Heating, Ventilating, and Air Conditioning (HVAC): Maintaining the environment involves maintenance of the heating, ventilating, and air conditioning (HVAC) mechanisms. This is vital in computer and server rooms, which should be kept to a temperature of 60 – 75 degrees Fahrenheit or 15 – 23 degrees Celsius, and the humidity should be sustained between 40 and 60 percent. The humidity level is significant in these rooms as high humidity can cause corrosion, and excessively low humidity can cause static electricity.
Water: Physical security policies should be able to deal with water leakage even if they are not a common occurrence. Water leaks can cause extensive damage to electronic equipment, especially while they are operating. Also, running electricity that is exposed to water presents a serious risk of electrocution to personnel. It’s important to locate server rooms away from a water source if possible. Water detection circuits can also be installed on the floor around mission-critical systems. These circuits will trigger an alarm if water is encroached upon the equipment. In addition to monitoring water leaks, the facility’s capacity to withstand severe rain or flooding should also be evaluated.
Fire Detection and Fire Suppression: Fire is a serious risk in environments that have a lot of electronic equipment. Fire detection and fire suppression systems must be installed to preserve the safety of personnel as well as the electronic equipment. Along with the protection of human life, fire detection and suppression diminishes damage caused by fire, smoke, heat, and suppression materials, especially with IT infrastructure. One of the main elements of fire control is awareness training for personnel. Those in training should know the use and location of fire suppression mechanisms in the facility, as well as designated evacuation routes. Other details that can be included in fire response training:
- cardiopulmonary resuscitation (CPR) training
- emergency shutdown procedures
- pre-established rendezvous location or safety verification mechanism
Addressing fire detection and suppression also entails reviewing the possible contamination and damage caused by a fire. The destructive elements of a fire include smoke and heat, but also include the suppression material, such as water or soda acid. Smoke is damaging to most storage devices; heat can impact any electronic or computer component. Suppression mediums can cause short circuits, initiate corrosion, or otherwise render equipment useless. All of these potentials must be addressed when designing a fire response system.

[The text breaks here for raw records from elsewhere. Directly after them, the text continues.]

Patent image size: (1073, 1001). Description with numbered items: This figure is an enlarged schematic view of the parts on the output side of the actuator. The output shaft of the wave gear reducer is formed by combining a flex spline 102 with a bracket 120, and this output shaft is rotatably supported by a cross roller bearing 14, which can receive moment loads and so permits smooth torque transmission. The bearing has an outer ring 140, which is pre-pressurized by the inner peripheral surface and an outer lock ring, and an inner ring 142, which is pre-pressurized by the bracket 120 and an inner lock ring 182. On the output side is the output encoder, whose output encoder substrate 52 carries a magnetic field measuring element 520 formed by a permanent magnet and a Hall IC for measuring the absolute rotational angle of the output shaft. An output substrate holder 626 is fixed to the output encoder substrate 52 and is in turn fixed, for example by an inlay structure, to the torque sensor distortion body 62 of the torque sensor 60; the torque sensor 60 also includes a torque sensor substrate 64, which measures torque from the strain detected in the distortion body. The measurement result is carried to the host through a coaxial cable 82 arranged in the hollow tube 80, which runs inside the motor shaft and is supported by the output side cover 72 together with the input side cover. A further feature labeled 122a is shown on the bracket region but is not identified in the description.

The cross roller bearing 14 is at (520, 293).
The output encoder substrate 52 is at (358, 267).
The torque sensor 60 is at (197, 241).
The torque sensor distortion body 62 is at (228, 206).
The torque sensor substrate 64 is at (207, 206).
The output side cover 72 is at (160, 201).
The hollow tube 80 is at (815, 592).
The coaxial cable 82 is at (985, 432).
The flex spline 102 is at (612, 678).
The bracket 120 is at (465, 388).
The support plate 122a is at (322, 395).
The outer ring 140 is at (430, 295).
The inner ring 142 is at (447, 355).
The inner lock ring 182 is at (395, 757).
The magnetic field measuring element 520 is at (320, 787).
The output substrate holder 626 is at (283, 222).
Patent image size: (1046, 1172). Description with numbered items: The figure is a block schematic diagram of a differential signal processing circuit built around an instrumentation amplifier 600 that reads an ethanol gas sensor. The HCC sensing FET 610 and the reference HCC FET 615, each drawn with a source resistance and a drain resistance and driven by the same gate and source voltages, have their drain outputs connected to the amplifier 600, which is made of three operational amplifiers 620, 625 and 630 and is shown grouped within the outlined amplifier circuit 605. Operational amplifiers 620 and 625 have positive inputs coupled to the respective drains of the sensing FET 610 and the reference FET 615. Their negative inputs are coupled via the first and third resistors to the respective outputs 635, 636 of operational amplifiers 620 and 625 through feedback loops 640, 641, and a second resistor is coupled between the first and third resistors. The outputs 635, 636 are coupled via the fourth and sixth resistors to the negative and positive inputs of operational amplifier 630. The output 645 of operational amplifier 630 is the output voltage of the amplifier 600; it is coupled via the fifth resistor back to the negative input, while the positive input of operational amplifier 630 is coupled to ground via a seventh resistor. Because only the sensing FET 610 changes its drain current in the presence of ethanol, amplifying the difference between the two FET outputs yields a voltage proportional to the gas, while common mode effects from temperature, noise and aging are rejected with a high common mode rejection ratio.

Fire Detection Systems: Installing an automated detection and suppression system is vital to efficiently protecting a facility from fire. There are several types of fire detection systems: Fixed temperature detection systems that trigger suppression when a certain temperature is reached. Rate of rise temperature detection systems trigger suppression when the speed at which the temperature changes reaches a critical level. Flame actuated systems trigger suppression based on the infrared energy of flames. Smoke actuated systems trigger suppression based on photoelectric or radioactive ionization sensors. Most of these fire detection systems can be hooked into fire response service notification mechanisms. When suppression is triggered, these linked systems will alert the local fire responders and request aid using an automated message or alarm.